21 AND OVER, from Mandeville Films, Virgin Produced and Relativity Media, brings to the screen a boys gone wild college style sophomoric romp from Directors Jon Lucas and Scott Moore.

Produced by David Hoberman and Todd Lieberman along with Ryan Kavanaugh and Hugo Shong, 21 AND OVER was written by Lucas and Moore and stars Miles Teller, Skylar Astin, Justin Chon and Sarah Wright.  

21 AND OVER begins with Miles Teller, as Miller, a Mark Zuckerberg slacker type, although no billionaire with a social network utility, he is the summer before the hit in Silicon valley, hiding a hidden secret he heads off to reunite with his two oldest and dearest childhood friends, Casey, a life mapped finance student with a serious five year plan, played by Skylar Astin and their Asian buddy Jeff Chang played by Justin Chon whose father’s, and with it family honor, rests on his slight shoulders.

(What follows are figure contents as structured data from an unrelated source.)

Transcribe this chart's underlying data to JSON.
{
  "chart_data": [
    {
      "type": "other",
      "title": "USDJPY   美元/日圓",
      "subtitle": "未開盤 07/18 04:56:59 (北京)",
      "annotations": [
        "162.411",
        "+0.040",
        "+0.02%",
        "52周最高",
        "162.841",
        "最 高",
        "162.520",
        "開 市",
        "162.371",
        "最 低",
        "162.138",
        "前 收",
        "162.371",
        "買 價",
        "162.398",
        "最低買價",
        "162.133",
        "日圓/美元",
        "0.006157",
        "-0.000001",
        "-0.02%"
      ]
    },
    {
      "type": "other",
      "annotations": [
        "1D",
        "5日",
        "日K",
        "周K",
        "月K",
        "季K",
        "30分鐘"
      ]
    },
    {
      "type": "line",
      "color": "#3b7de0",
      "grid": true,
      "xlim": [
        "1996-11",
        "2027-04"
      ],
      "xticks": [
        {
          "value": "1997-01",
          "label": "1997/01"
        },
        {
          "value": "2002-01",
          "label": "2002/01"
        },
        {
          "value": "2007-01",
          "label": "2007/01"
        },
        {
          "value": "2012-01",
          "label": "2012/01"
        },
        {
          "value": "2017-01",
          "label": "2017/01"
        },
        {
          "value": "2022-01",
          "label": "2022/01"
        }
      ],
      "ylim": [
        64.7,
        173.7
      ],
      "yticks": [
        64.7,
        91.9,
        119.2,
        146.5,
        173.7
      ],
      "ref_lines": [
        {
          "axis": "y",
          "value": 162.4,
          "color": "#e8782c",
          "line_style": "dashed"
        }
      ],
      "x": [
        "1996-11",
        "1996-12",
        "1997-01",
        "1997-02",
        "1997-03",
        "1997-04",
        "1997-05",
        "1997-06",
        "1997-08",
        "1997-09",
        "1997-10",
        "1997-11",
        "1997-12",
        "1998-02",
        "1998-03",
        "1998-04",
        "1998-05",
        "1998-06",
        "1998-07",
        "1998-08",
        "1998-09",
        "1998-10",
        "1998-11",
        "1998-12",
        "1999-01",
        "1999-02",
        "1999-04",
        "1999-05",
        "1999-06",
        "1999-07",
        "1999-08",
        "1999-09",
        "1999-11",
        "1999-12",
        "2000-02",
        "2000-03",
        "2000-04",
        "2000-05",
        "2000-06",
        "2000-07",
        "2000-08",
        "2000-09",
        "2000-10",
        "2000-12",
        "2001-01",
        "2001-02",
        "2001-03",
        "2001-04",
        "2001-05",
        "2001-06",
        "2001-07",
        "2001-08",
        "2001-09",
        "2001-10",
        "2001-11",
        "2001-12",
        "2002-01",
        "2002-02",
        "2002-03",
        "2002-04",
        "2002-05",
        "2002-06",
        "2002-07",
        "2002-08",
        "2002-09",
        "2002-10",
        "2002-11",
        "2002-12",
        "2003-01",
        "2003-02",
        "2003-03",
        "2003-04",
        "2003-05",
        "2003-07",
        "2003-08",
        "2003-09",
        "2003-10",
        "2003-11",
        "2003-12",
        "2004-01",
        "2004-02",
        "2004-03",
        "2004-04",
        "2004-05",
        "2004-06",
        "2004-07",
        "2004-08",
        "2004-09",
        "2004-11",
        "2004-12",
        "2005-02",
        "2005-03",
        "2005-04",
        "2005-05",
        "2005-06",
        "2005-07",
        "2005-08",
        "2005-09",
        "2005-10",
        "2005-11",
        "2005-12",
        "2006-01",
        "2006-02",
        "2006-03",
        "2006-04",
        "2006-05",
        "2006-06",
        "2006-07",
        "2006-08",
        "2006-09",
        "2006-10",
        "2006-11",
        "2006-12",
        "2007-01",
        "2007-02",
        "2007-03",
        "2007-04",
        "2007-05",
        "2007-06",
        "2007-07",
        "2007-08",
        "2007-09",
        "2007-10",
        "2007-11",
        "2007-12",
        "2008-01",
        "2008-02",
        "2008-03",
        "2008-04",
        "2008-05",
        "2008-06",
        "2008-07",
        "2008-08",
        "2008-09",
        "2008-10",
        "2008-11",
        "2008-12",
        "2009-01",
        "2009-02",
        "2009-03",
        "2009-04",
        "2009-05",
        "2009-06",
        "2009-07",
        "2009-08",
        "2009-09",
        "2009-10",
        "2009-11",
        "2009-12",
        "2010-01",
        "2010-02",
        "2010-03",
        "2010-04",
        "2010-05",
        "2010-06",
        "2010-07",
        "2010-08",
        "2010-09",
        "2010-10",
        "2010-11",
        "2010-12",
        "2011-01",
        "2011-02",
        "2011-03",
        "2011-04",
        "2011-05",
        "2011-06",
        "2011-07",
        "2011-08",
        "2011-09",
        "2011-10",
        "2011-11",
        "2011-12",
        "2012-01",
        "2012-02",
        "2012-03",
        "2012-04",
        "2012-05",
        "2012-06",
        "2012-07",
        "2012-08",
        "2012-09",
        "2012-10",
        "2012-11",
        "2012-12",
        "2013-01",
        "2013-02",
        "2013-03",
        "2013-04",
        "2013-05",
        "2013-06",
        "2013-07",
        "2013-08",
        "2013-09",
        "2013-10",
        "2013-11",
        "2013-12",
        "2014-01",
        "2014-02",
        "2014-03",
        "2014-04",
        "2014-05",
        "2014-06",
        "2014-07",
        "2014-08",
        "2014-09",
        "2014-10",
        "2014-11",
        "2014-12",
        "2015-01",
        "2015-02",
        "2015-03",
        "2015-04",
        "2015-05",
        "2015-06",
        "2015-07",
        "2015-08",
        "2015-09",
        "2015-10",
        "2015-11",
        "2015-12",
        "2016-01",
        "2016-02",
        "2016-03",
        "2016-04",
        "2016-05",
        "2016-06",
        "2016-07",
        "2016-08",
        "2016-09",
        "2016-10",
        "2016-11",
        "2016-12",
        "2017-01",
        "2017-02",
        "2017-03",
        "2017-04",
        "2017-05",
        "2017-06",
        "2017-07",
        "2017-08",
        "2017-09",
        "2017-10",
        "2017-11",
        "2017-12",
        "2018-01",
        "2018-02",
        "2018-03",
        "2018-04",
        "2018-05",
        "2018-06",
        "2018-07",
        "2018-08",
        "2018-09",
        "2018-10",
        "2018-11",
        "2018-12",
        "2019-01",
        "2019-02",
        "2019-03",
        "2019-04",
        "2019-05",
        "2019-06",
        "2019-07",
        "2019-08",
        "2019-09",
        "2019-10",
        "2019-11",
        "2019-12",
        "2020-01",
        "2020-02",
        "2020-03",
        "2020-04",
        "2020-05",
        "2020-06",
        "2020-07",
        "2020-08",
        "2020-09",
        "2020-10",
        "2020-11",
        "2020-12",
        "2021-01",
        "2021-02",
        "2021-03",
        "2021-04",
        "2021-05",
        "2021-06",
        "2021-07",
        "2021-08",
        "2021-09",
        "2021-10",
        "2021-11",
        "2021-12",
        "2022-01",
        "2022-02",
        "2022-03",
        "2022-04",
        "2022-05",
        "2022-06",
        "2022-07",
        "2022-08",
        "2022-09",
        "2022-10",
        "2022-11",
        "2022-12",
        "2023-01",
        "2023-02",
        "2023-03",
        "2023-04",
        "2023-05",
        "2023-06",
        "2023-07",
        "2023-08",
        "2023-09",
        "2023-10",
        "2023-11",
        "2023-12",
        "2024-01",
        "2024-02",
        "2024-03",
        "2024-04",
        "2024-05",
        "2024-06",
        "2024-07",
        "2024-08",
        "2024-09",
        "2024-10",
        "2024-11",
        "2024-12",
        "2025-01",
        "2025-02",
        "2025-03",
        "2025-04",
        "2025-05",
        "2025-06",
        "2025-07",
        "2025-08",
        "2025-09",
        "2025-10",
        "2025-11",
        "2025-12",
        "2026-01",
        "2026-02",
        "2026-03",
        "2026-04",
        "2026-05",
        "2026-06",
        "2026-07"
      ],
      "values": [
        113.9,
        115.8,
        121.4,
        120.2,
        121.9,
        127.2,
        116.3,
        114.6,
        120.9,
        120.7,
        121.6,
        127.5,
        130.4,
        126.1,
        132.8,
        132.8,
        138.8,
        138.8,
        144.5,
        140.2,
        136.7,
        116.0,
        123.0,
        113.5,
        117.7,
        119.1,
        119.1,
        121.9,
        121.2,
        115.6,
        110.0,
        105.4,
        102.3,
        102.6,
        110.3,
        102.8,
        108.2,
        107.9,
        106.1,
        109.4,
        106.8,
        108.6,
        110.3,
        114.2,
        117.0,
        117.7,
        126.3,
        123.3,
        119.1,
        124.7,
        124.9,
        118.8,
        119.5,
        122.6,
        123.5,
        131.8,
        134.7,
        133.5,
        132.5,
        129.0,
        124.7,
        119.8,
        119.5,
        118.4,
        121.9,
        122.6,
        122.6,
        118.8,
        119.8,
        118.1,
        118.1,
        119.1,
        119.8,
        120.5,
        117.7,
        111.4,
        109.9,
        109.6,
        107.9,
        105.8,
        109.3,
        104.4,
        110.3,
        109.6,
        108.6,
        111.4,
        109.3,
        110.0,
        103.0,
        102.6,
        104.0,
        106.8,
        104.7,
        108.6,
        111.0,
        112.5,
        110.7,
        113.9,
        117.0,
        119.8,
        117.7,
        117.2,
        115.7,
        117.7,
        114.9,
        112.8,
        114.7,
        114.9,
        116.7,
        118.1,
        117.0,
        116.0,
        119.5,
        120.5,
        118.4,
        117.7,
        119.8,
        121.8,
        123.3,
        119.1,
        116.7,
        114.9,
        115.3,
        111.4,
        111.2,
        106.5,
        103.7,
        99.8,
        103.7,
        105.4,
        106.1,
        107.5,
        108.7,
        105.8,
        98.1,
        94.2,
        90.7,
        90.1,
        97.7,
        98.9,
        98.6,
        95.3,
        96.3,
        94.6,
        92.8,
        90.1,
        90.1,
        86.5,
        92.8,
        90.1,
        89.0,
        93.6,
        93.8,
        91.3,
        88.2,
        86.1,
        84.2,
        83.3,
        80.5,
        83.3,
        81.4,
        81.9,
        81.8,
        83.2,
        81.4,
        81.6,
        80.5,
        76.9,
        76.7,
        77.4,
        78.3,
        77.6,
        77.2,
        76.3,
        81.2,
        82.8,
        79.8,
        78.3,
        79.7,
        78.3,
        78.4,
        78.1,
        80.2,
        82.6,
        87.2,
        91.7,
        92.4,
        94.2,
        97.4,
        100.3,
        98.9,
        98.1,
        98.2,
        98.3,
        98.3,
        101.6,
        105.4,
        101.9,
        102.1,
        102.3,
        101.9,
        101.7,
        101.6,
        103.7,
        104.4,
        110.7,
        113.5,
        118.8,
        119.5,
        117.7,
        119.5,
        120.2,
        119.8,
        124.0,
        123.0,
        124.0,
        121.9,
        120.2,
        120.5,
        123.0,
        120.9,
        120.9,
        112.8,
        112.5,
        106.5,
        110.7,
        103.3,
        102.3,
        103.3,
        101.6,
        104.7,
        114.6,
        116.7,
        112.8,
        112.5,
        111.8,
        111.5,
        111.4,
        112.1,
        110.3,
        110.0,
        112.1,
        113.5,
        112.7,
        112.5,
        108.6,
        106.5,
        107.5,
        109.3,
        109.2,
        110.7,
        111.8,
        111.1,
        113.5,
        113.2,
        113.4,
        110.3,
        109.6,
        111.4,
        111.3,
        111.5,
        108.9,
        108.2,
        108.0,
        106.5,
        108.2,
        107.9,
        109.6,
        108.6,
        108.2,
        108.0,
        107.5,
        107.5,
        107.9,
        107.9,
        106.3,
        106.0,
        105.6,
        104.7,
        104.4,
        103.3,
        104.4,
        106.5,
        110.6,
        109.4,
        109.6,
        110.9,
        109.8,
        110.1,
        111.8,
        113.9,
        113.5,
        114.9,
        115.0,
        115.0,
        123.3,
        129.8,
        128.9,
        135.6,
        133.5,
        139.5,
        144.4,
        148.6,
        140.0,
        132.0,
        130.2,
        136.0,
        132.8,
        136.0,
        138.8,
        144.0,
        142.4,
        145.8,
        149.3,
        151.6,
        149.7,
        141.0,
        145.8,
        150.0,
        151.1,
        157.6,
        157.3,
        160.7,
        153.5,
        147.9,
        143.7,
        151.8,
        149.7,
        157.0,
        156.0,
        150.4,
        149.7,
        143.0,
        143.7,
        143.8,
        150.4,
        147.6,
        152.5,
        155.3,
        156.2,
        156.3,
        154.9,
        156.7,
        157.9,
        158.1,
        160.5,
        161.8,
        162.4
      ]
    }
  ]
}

Not without a plan Miller is intent on taking his newly legal buddy Jeff Chang, out to celebrate his 21st Birthday. After deciding to give in to the requests of his oldest friends, Jeff Chang, who oddly he is never referred to by his oldest friends by either his first name or affectingly his last, begins a night of legal bar hopping. Broadcasting his newly legal status, the trio hit bar row with a vengeance, until by closing time, they are carrying Chang out the door after he has urinated on a bar crowd, vomited while bull riding, embedded a dart through the cheek of a frat bully and totally lost himself into his newly legal status.

What follows is the attempt by his two friends to get him home, sober him up and prepare him for the his Med school interview which just happens to be the next morning. Throughout the night and with every obstacle the two friends find their friend is having serious academic, legal and personal issues not uncommon when the GPA slips below the B level.

It’s clear immediately the dialogue is not for the faint at heart and includes terminology never before heard for parts unseen. The trio, when reduced to two, create solid screen charisma, and although and still 21 AND OVER, has a limited appeal, the two are on a mission and the vulgar and coarse wise cracks, and apparently intimate knowledge of each other’s lives and pasts create the idea of the three, hanging out, pre-pubescent discussing the female anatomy, as all twelve year olds boys do with proper words, spelling and reciting the dictionary meaning.

21 AND OVER is rated R for a reason. The drunkenness leads to gross inebriated behavior including, in a disgusting scene, mistakenly eating a tampon, fortunately not soiled, and believing it was a candy bar. And yet that is the level of offensive and crude humor, any expected scene one could imagine from a 151 rum drinking until one dies, binge is featured, every drinking game from quarters, to suck and blow and every game in between, as it is a social network, private college, sorority row and of course pledge week and with that pledge week stunts.  There are multiple scenes of female nudity, even with the attempts to tan the females it is still obvious.  21 AND OVER glorifies binge drinking, lewdness, debauchery and will appeal to most, except the more conservative, even the slightly more conservative. To their credit there were some funny scenes and Miles Teller and Skylar Austin embodied their roles.

Produced by David Hoberman and Todd Lieberman, 21 AND OVER, may not bring them the critical success of their other films but it will bring the commercial success. 21 AND OVER will burn up the box office with its sophomoric raunchy humor.

21 AND OVER is rated R with a running time of 93 minutes.

21 AND OVER opens nationwide March 1, 2012.